Desai’s novels portray women eager to be close and attached to their husbands who either preach or behave in a detached, indifferent manner. In such a situation, there is bound to be depression. If the women, are particularly sensitive, the depression would result in breakdown. The existential anguish encountered by each woman protagonist when analysed in the light of their relationship with their husbands becomes more comprehensible.
In Cry the Peacock Maya-Gautama relationship, Gautama is characterised as an unsympathetic husband having no tender feelings for Maya. However, in reality he is not a cruel husband. There are many instances in the novel which show he is kind and considerate to his wife. Maya’s tendency to see everything in the light of emotion accounts for the lack of communication between them.
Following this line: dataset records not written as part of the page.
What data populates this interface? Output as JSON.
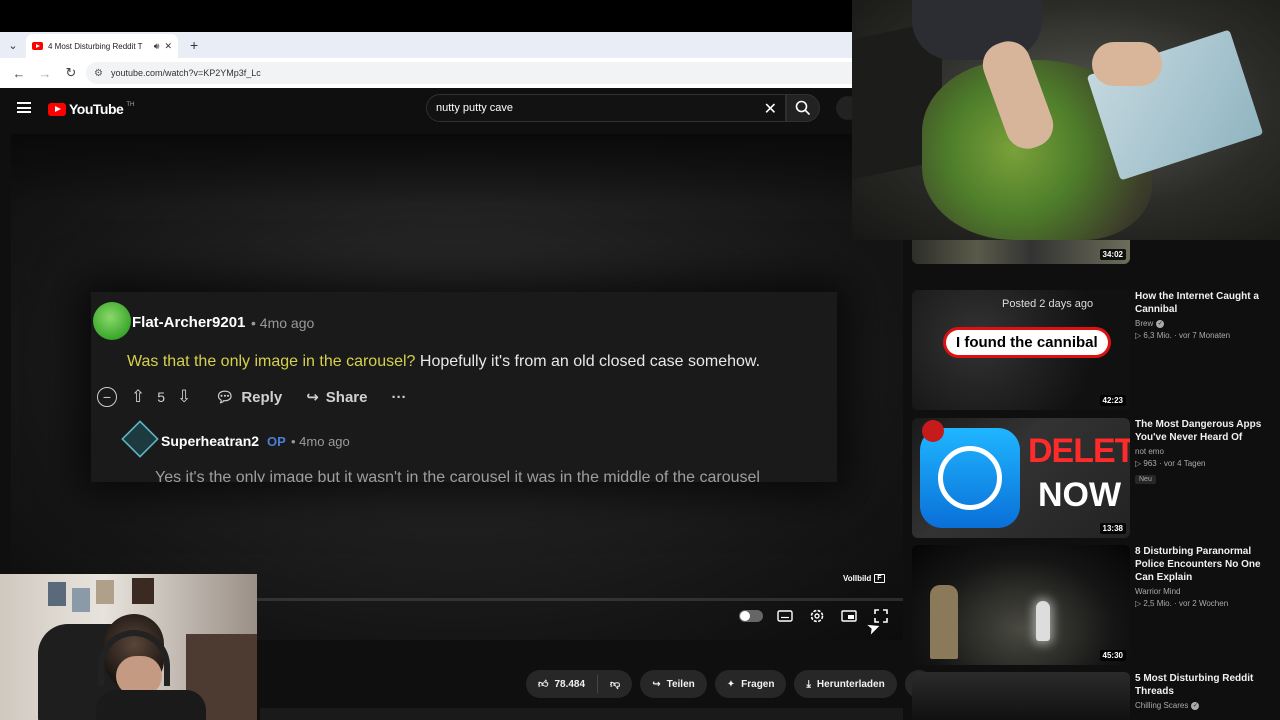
{
  "browser": {
    "tab_title": "4 Most Disturbing Reddit T",
    "url": "youtube.com/watch?v=KP2YMp3f_Lc"
  },
  "header": {
    "logo_text": "YouTube",
    "country_code": "TH",
    "search_value": "nutty putty cave"
  },
  "player": {
    "comment": {
      "user": "Flat-Archer9201",
      "time": "• 4mo ago",
      "text_highlight": "Was that the only image in the carousel?",
      "text_rest": " Hopefully it's from an old closed case somehow.",
      "votes": "5",
      "reply_label": "Reply",
      "share_label": "Share",
      "more_label": "···"
    },
    "reply": {
      "user": "Superheatran2",
      "op_tag": "OP",
      "time": "• 4mo ago",
      "text": "Yes it's the only image but it wasn't in the carousel it was in the middle of the carousel"
    },
    "tooltip_label": "Vollbild",
    "tooltip_key": "F"
  },
  "actions": {
    "likes": "78.484",
    "share": "Teilen",
    "ask": "Fragen",
    "download": "Herunterladen",
    "more": "···"
  },
  "recommendations": [
    {
      "duration": "34:02"
    },
    {
      "title": "How the Internet Caught a Cannibal",
      "channel": "Brew",
      "verified": true,
      "stats": "▷ 6,3 Mio. · vor 7 Monaten",
      "duration": "42:23",
      "thumb_posted": "Posted 2 days ago",
      "thumb_caption": "I found the cannibal"
    },
    {
      "title": "The Most Dangerous Apps You've Never Heard Of",
      "channel": "not emo",
      "stats": "▷ 963 · vor 4 Tagen",
      "badge": "Neu",
      "duration": "13:38",
      "thumb_word1": "DELETE",
      "thumb_word2": "NOW"
    },
    {
      "title": "8 Disturbing Paranormal Police Encounters No One Can Explain",
      "channel": "Warrior Mind",
      "stats": "▷ 2,5 Mio. · vor 2 Wochen",
      "duration": "45:30"
    },
    {
      "title": "5 Most Disturbing Reddit Threads",
      "channel": "Chilling Scares",
      "verified": true
    }
  ],
  "colors": {
    "yt_red": "#ff0000",
    "op_blue": "#4a7fd6",
    "highlight_yellow": "#d7d04a",
    "bg": "#0f0f0f"
  }
}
She becomes miserable and makes life miserable for Gautama too. His indifference or forgetfulness makes Maya decide in favour of murder. Her failure to see things in an objective way causes her downfall.
In Voices in the city Monisha-Jiban relationship ends in alienation due to the absence of love. Monisha is not like any other Bengali woman, she is not “one of those vast, soft, masses-of-rice Bengali woman, with a bunch of key s at their waist and nothing in her head but a reckoning of the stores in her pantry, and nothing in her heart but a stupid sense of injury and affront.” She is a voracious reader, an intellectual with liking for Kafka, Hopkins, Dostoyevsky and French and Sanskrit works. Monisha feels like a trapped animal in Calcutta. Jiban, her husband, knows very little of her misery. Instead of caring for her feelings, he sides with his own people. When Monisha is accused of theft he too joins them. She realises that she is completely alienated. So she sets herself ablaze and dies before help could reach her.